Miroslav Klose says a new generation of creative players can help Germany avenge its loss to Spain in the 2008 European Championship final when the sides meet in the World Cup semifinals on Wednesday.
The veteran forward was in an experienced German side that lost a one-sided Euro final 1-0 in Vienna.
Klose said Sunday that the World Cup rematch in Durban will feature "different players, different squads" — which will be to Germany's advantage.
"Spain is still ruling supreme in Europe but in terms of quality I think we have improved, big time," Klose said through a translator.
Young Germans who have impressed the soccer world in South Africa include playmaker Mesut Oezil, four-goal wide player Thomas Mueller and defensive midfielder Sami Khedira.
Klose, who played his 100th international game in the quarter-final win over Argentina on Saturday, said they brought enormous quality and a fresh attitude to the team.
"A few years ago people kept saying that isn't it a shame there aren't any new generations coming through — we've no forwards coming through, no creative midfielders coming through and everybody deplored that.

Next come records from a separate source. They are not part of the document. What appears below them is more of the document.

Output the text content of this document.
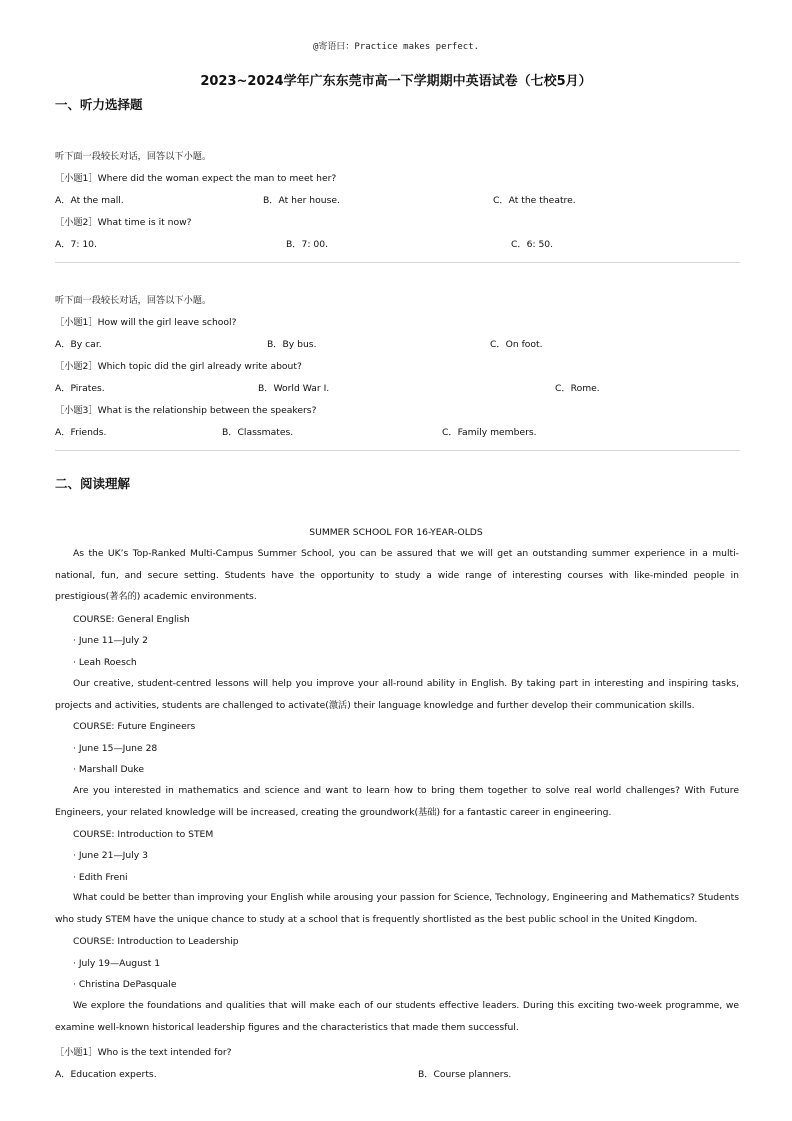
@寄语曰：Practice makes perfect.
2023~2024学年广东东莞市高一下学期期中英语试卷（七校5月）
一、听力选择题
听下面一段较长对话，回答以下小题。
［小题1］Where did the woman expect the man to meet her?
A．At the mall.	B．At her house.	C．At the theatre.
［小题2］What time is it now?
A．7: 10.	B．7: 00.	C．6: 50.
听下面一段较长对话，回答以下小题。
［小题1］How will the girl leave school?
A．By car.	B．By bus.	C．On foot.
［小题2］Which topic did the girl already write about?
A．Pirates.	B．World War I.	C．Rome.
［小题3］What is the relationship between the speakers?
A．Friends.	B．Classmates.	C．Family members.
二、阅读理解
SUMMER SCHOOL FOR 16-YEAR-OLDS
As the UK’s Top-Ranked Multi-Campus Summer School, you can be assured that we will get an outstanding summer experience in a multi-national, fun, and secure setting. Students have the opportunity to study a wide range of interesting courses with like-minded people in prestigious(著名的) academic environments.
COURSE: General English
· June 11—July 2
· Leah Roesch
Our creative, student-centred lessons will help you improve your all-round ability in English. By taking part in interesting and inspiring tasks, projects and activities, students are challenged to activate(激活) their language knowledge and further develop their communication skills.
COURSE: Future Engineers
· June 15—June 28
· Marshall Duke
Are you interested in mathematics and science and want to learn how to bring them together to solve real world challenges? With Future Engineers, your related knowledge will be increased, creating the groundwork(基础) for a fantastic career in engineering.
COURSE: Introduction to STEM
· June 21—July 3
· Edith Freni
What could be better than improving your English while arousing your passion for Science, Technology, Engineering and Mathematics? Students who study STEM have the unique chance to study at a school that is frequently shortlisted as the best public school in the United Kingdom.
COURSE: Introduction to Leadership
· July 19—August 1
· Christina DePasquale
We explore the foundations and qualities that will make each of our students effective leaders. During this exciting two-week programme, we examine well-known historical leadership figures and the characteristics that made them successful.
［小题1］Who is the text intended for?
A．Education experts.	B．Course planners.
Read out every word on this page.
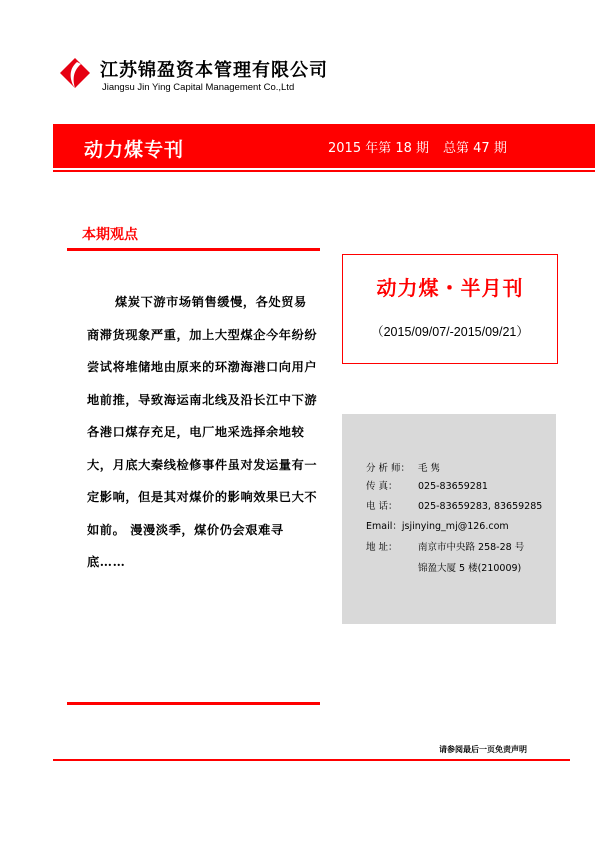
江苏锦盈资本管理有限公司
Jiangsu Jin Ying Capital Management Co.,Ltd
动力煤专刊	2015 年第 18 期 总第 47 期
本期观点
煤炭下游市场销售缓慢，各处贸易商滞货现象严重，加上大型煤企今年纷纷尝试将堆储地由原来的环渤海港口向用户地前推，导致海运南北线及沿长江中下游各港口煤存充足，电厂地采选择余地较大，月底大秦线检修事件虽对发运量有一定影响，但是其对煤价的影响效果已大不如前。 漫漫淡季，煤价仍会艰难寻底……
动力煤・半月刊
（2015/09/07/-2015/09/21）
分 析 师： 毛 隽
传 真： 025-83659281
电 话： 025-83659283, 83659285
Email：jsjinying_mj@126.com
地 址： 南京市中央路 258-28 号
锦盈大厦 5 楼(210009)
请参阅最后一页免责声明
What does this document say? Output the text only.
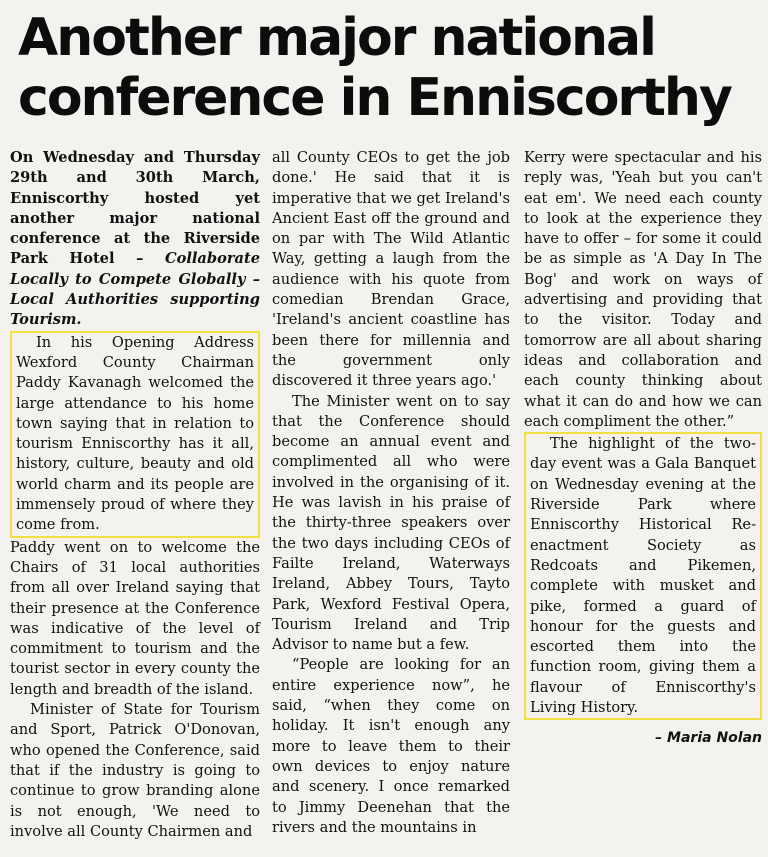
Another major national conference in Enniscorthy

On Wednesday and Thursday 29th and 30th March, Enniscorthy hosted yet another major national conference at the Riverside Park Hotel – Collaborate Locally to Compete Globally – Local Authorities supporting Tourism.

In his Opening Address Wexford County Chairman Paddy Kavanagh welcomed the large attendance to his home town saying that in relation to tourism Enniscorthy has it all, history, culture, beauty and old world charm and its people are immensely proud of where they come from.

Paddy went on to welcome the Chairs of 31 local authorities from all over Ireland saying that their presence at the Conference was indicative of the level of commitment to tourism and the tourist sector in every county the length and breadth of the island.

Minister of State for Tourism and Sport, Patrick O'Donovan, who opened the Conference, said that if the industry is going to continue to grow branding alone is not enough, 'We need to involve all County Chairmen and

all County CEOs to get the job done.' He said that it is imperative that we get Ireland's Ancient East off the ground and on par with The Wild Atlantic Way, getting a laugh from the audience with his quote from comedian Brendan Grace, 'Ireland's ancient coastline has been there for millennia and the government only discovered it three years ago.'

The Minister went on to say that the Conference should become an annual event and complimented all who were involved in the organising of it. He was lavish in his praise of the thirty-three speakers over the two days including CEOs of Failte Ireland, Waterways Ireland, Abbey Tours, Tayto Park, Wexford Festival Opera, Tourism Ireland and Trip Advisor to name but a few.

“People are looking for an entire experience now”, he said, “when they come on holiday. It isn't enough any more to leave them to their own devices to enjoy nature and scenery. I once remarked to Jimmy Deenehan that the rivers and the mountains in

Kerry were spectacular and his reply was, 'Yeah but you can't eat em'. We need each county to look at the experience they have to offer – for some it could be as simple as 'A Day In The Bog' and work on ways of advertising and providing that to the visitor. Today and tomorrow are all about sharing ideas and collaboration and each county thinking about what it can do and how we can each compliment the other.”

The highlight of the two-day event was a Gala Banquet on Wednesday evening at the Riverside Park where Enniscorthy Historical Re-enactment Society as Redcoats and Pikemen, complete with musket and pike, formed a guard of honour for the guests and escorted them into the function room, giving them a flavour of Enniscorthy's Living History.

– Maria Nolan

"But time has proved these people wrong," Klose said.
Klose and Mueller both were on target in knockout-round victories against England and Argentina, as Germany scored four goals each time to embarrass its old rivals.
However, Mueller collected his second yellow card of the finals in the 4-0 dismantling of Diego Maradona's team, and will sit out the Spanish clash.
Klose said Sunday that Spain will be the best opponent Germany has faced at this World Cup — "surely better" than England and Argentina.
"Spain is the best of the three. They play a fantastic game," said the 32-year-old Bayern Munich forward, before adding that Spain's 1-0 quarter-final victory against Paraguay late Saturday encouraged the German camp.
"That has shown us that Spain are not unbeatable, they're not invincible. There is a slight difference in the way they played between 2008 and now," Klose said.
Spain's decisive score came late from David Villa for his tournament-leading fifth goal.
"He's a fantastic player," praised Klose, who has four in his four matches. "He's left-footed, right-footed, technically gifted. He's almost as complete a player as Lionel Messi.
"He's a player that you have to combat against with a whole team, not just one defender."
Klose revealed he set himself a personal target of five at this World Cup with the semifinal and the July 11 final, or the third-place match, still to play.
One more goal would bring him level with leader Ronaldo of Brazil on the all-time World Cup list with 15.
Two of Ronaldo's career tally came in the 2002 World Cup final as Brazil beat Klose's Germany 2-0.
"I spoke with him after the final and at the time I would not have dreamed of ever coming close to him, needing two more goals to surpass him," Klose said. "I hope he's not too worried."
The only anxiety Klose feels at his third World Cup is about making a speech to teammates in honour of his 100th appearance.
Klose avoided the German squad tradition late on Saturday when the team returned to its hotel base in Erasmia from Cape Town.
"I was really happy that no one noticed. Most of the players were either eating away or having a beer or two," he said. "Sooner or later people will be reminded and I will have to come through and make that speech."